4) Freedom of Speech/Restraint of Trade Reform #1: Abolish, once again, direct-to-consumer pharmaceutical advertising. There was a quantum leap in the utilization of all sorts of medications immediately following the 1997 rulings that allowed DTC pharmaceutical marketing. If it is so obvious that our ever-increasing levels of spending on medical care is a threat to the very existence of our fair Union, then DTC drug marketing is a version of yelling “FIRE” in a crowded theater.

Freedom of Speech/Restraint of Trade Reform #2: Begin a return to the professionalism of yesterday by prohibiting all forms of advertising by, or for, physicians. The AMA gets a lot of criticism, most of it well-deserved in my opinion, but the court and FTC rulings that prohibited the AMA from censoring physicians who advertised was a seminal event in the de-professionalism of doctoring and medicine. Doctors and other medical advertising was, is, and always will be wrong. While we’re at it, do the same thing for the rest of the lawyers and the practice of law.

5) Public Health. Finally, and most importantly, go to the true root of whatever “Crisis” we may have here in the United States, be it a “Healthcare Crisis” or a “Healthcare Finance Crisis” or what have you. We as a people are not healthy; certainly not as healthy as we ought to be. We are not healthy because of some wrong-headed previous Public Health decisions (simple-carbohydrate based diets, abolition of school phys-ed programs, tort-fearing closures of playgrounds, etc.). We are not healthy because our ability to treat the diseases that result  from poor lifestyle choices (cigarette smoking, alcohol abuse, preventable accidents, etc.) is SO GOOD that we are able to keep more and  more unhealthy people alive longer and longer, paying ever more to do so along the way.

This is where true leadership can make a difference. Remember JFK and the President’s Council on Fitness? I do. 8 pull-ups in the fifth grade for me. Polio, measles, smallpox and whooping cough were once the leading killers of children in the U.S. but are now historical footnotes due to Public Health initiatives. (A pox on all the cretins advocating against childhood immunization).

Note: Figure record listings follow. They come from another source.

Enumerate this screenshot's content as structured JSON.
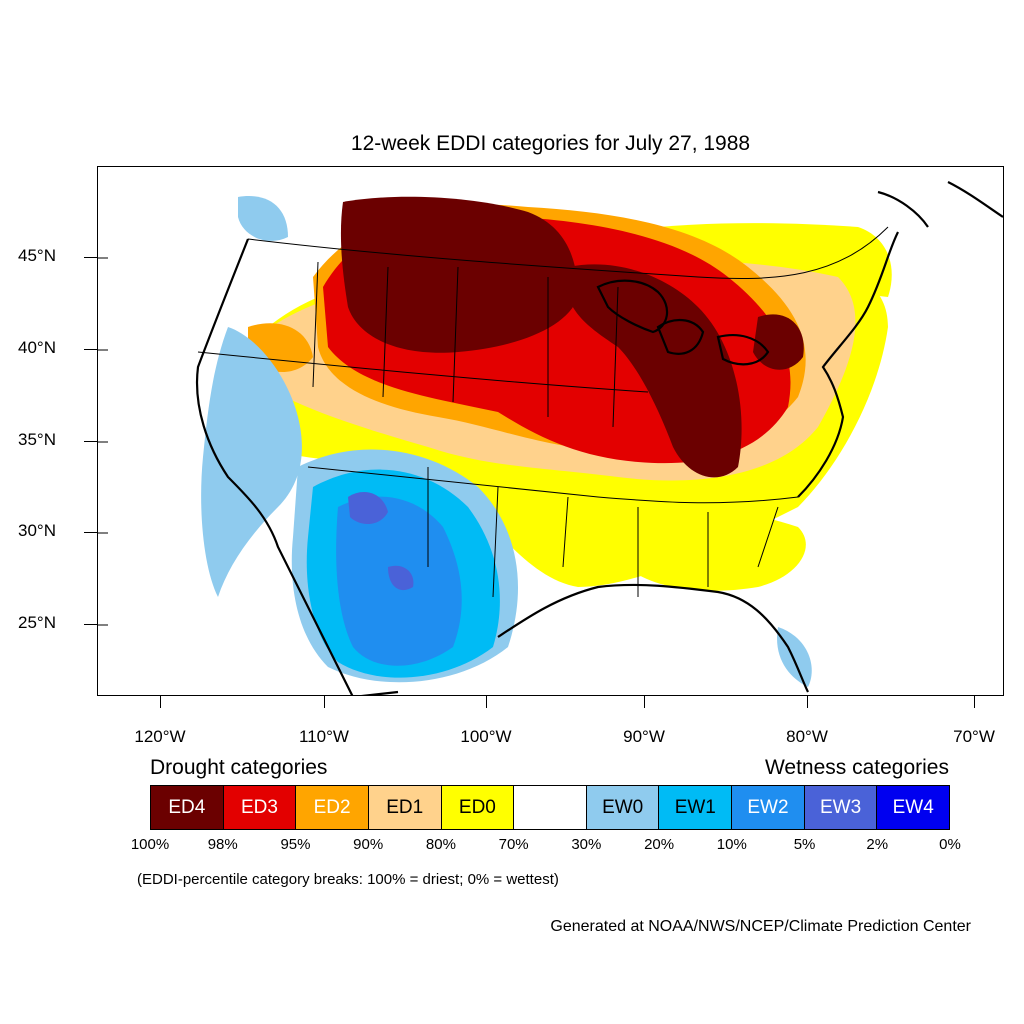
{
  "title": "12-week EDDI categories for July 27, 1988",
  "latitude_labels": [
    "45°N",
    "40°N",
    "35°N",
    "30°N",
    "25°N"
  ],
  "longitude_labels": [
    "120°W",
    "110°W",
    "100°W",
    "90°W",
    "80°W",
    "70°W"
  ],
  "legend": {
    "drought_heading": "Drought categories",
    "wetness_heading": "Wetness categories",
    "categories": [
      {
        "label": "ED4",
        "color": "#6b0000",
        "text_color": "#ffffff"
      },
      {
        "label": "ED3",
        "color": "#e30000",
        "text_color": "#ffffff"
      },
      {
        "label": "ED2",
        "color": "#ffa500",
        "text_color": "#ffffff"
      },
      {
        "label": "ED1",
        "color": "#ffd28c",
        "text_color": "#000000"
      },
      {
        "label": "ED0",
        "color": "#ffff00",
        "text_color": "#000000"
      },
      {
        "label": "",
        "color": "#ffffff",
        "text_color": "#000000"
      },
      {
        "label": "EW0",
        "color": "#8fcbee",
        "text_color": "#000000"
      },
      {
        "label": "EW1",
        "color": "#00bbf5",
        "text_color": "#000000"
      },
      {
        "label": "EW2",
        "color": "#1f8ef0",
        "text_color": "#ffffff"
      },
      {
        "label": "EW3",
        "color": "#4a62d8",
        "text_color": "#ffffff"
      },
      {
        "label": "EW4",
        "color": "#0000f0",
        "text_color": "#ffffff"
      }
    ],
    "breaks": [
      "100%",
      "98%",
      "95%",
      "90%",
      "80%",
      "70%",
      "30%",
      "20%",
      "10%",
      "5%",
      "2%",
      "0%"
    ]
  },
  "note": "(EDDI-percentile category breaks: 100% = driest; 0% = wettest)",
  "credit": "Generated at NOAA/NWS/NCEP/Climate Prediction Center"
}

We lead the world in per capita alcohol related accidents and deaths, losing young lives by the thousands each year. We have ever more increasing numbers of truly obese citizens who go on to suffer the diseases caused by that obesity, and we pay ever more for their diabetes, hypertension, strokes and heart attacks. These lifestyle choices are root causes for our increased expenditures on Healthcare, much more so than all of the targets of Beltway demagoguery like insurance company expense ratios and pharmaceutical company profit margins. A solution to this issue, more than all of numbers 1 through 4 combined or any other proposal yet floated, is the true crux of the solution to any “Crisis” we may be facing. Everything else is only there to buy time. Time to get healthy.

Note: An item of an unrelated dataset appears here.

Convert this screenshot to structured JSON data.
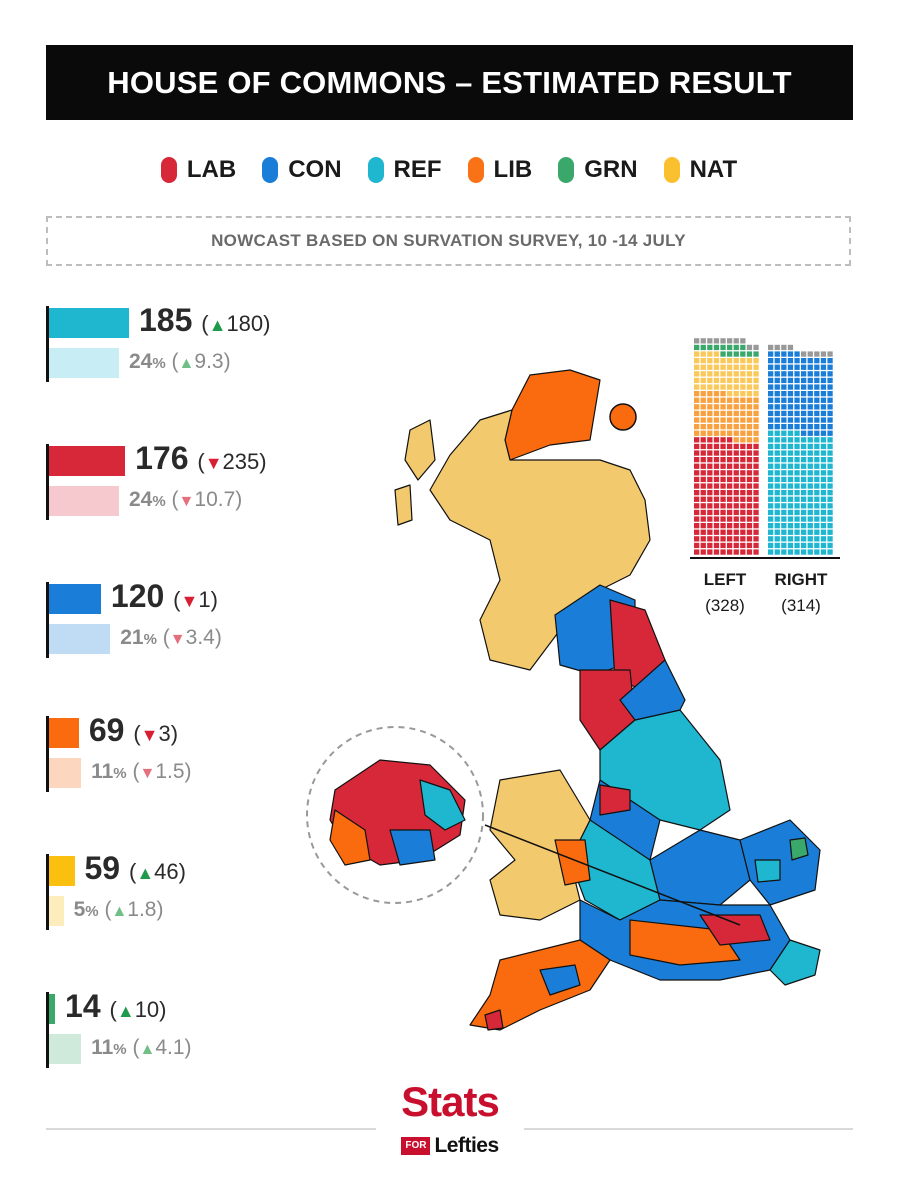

Pick a number; choose an age. 40. 50. 60. Anyone under that age gets “Well-care” or “Get Healthy Care” starting right now. Over that age they can have “sick care” only if they wish, but under that age if you try to be healthy you get rewarded.

There are no votes to be had in making Americans healthier. Nothing but hard work on every side of the equation. Who will stand up and do the hard work? Who will lead?

Who will have the guts to not only say that the Emperor is naked,  but also drunk and fat and puffing away our economy.